[Date Prev][Date Next][Thread Prev][Thread Next][Date Index][Thread Index]

[Xmca-l] Re: Leontyev's activities

I like the idea of a "well-motivated argument" as used in classical and contemporary logic.  So I say stick to motivated.
It works so nicely with the distinction between "merely understood" and "really effective" -- and the transition as merely understood motive becomes really effective.  The subject may engage in the actions that are motivated by two different activity systems with two different motives -- but say the second is merely understood by the subject and the first is really effective for the subject.  When the human conflict-ing (Luria) mash-up happens and the person lapses into a mosaically related but contradictory action -- poof -- the merely understood is now the motive!
So the child you and Leontyev describe doing homework is first really effectively motivated by play with adult rules of priority/timing etc. but when that child scrunches up his homework paper and throws it in the waste basket and starts all over -- poof-- the really effective motive/activity falls apart and the merely understood socio-cultural motive/activity is ready and willing and takes up the slack.  Having alluded to both Luria and Leontyev, I now bring in the Beatles -- it's a long and winding road.  Not a one-time enlightenment! But praxis makes possible.

When we at LCHC, ages ago, were running the after-school school we called "Field College" (pun and polysemy intended), a funding program officer (Marge Martus) commented that she hadn't seen a single child off task in two hours.  And believe me they were not school or adult governed children!  It was because Field College was strewn with motives that virtually begged for children to engage but also to transition from really effective to merely understood and hence to "grow" into a new activity.  It would be, I told Marge, like being in a rainstorm and trying to avoid the raindrops if a child were off-all-the available operating tasks!
We had "center table" rituals and "fifth dimension" constitutions that exposed the merely understood motives. And we had participant structures, tasks, procedures, a lot of bells and whistles that fit in dual activity systems/motives, some combonation of which elicited the child's voluntary engagement in a really effective way.


 From: Andy Blunden <ablunden@mira.net>
To: "eXtended Mind, Culture, Activity" <xmca-l@mailman.ucsd.edu> 
Sent: Monday, August 19, 2013 10:44 PM
Subject: [Xmca-l] Re: Leontyev's activities

perhaps we could try some alternative words to "motivation"?
What about "ideal" or "concept"? The ideal or concept of a project defines the norms which characterise the activity, and give us the best go at making sense of the "motivation of an activity". I say "the best go" because "motivation" seems to me to be a word which is applicable only to individual persons. Leontyev used the word "motive" for what defined an activity in a way that is ambiguous. It can be, as in Manfred Holodynski's interpretation, the end which is being served by the immediate goals of the actions making up the activity, in the subjective sense that a person is going to the window (goal) because they want give a speech (motive), but also in the objective sense, for example, that an arms factory is producing guns because the community needs guns.

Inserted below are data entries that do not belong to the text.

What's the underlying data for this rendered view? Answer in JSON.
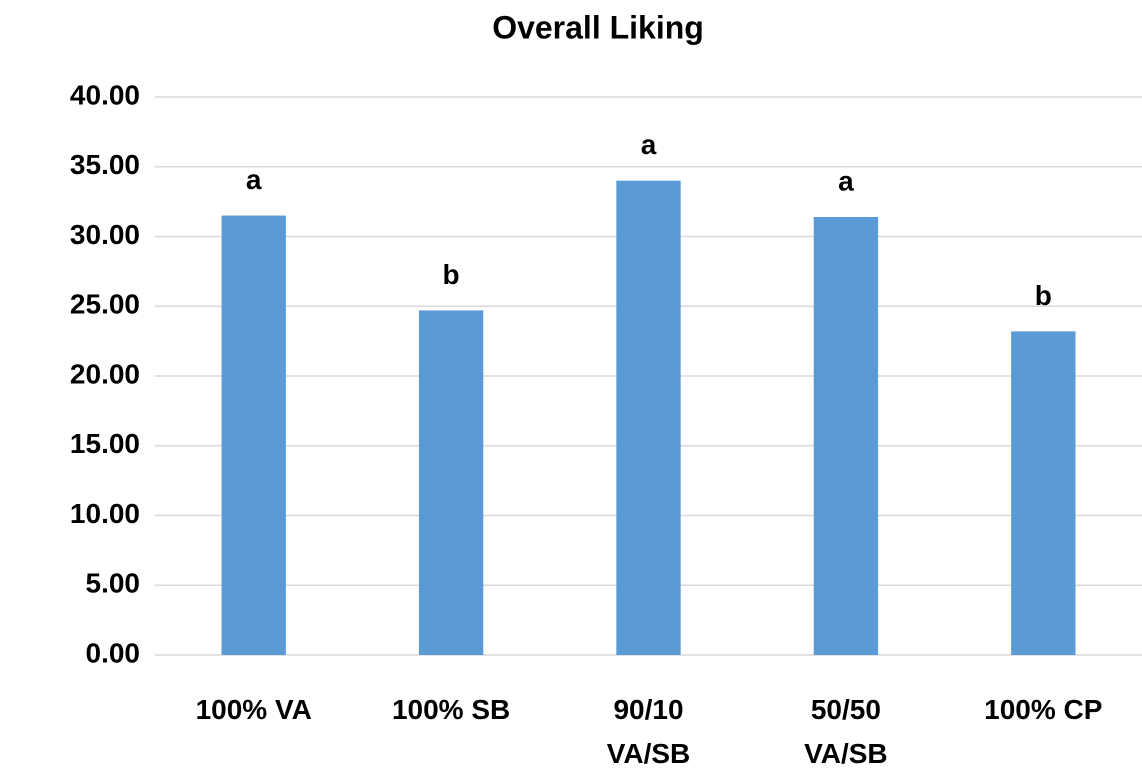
{
  "chart_data": {
    "type": "bar",
    "title": "Overall Liking",
    "categories": [
      "100% VA",
      "100% SB",
      "90/10\nVA/SB",
      "50/50\nVA/SB",
      "100% CP"
    ],
    "values": [
      31.5,
      24.7,
      34.0,
      31.4,
      23.2
    ],
    "annotations": [
      "a",
      "b",
      "a",
      "a",
      "b"
    ],
    "color": "#5b9bd5",
    "ylim": [
      0,
      40
    ],
    "yticks": [
      {
        "value": 0,
        "label": "0.00"
      },
      {
        "value": 5,
        "label": "5.00"
      },
      {
        "value": 10,
        "label": "10.00"
      },
      {
        "value": 15,
        "label": "15.00"
      },
      {
        "value": 20,
        "label": "20.00"
      },
      {
        "value": 25,
        "label": "25.00"
      },
      {
        "value": 30,
        "label": "30.00"
      },
      {
        "value": 35,
        "label": "35.00"
      },
      {
        "value": 40,
        "label": "40.00"
      }
    ],
    "grid": true
  }
}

In this latter sense, the motive of "producing guns for the community" is an "only understood motive," and what motivates the factory worker (sets her in motion) is the need to earn a wage to
 raise their family - that is the "really effective motive." But the concept of "arms production" does not rely on the questionable idea of "corporate motivation", just the norms of participation in "arms production".

Does that assist at all in your issue, Greg?

Greg Thompson wrote:
> ...
> p.s. ... I think Larry described nicely
> what I am trying to achieve - a notion of activity that does not have at
> its center a sovereign subject. My post questioning the merging of
> phenomenology with activity theory speaks to the central intellectual
> concern and the "for what" of what I'm hoping to do in my work.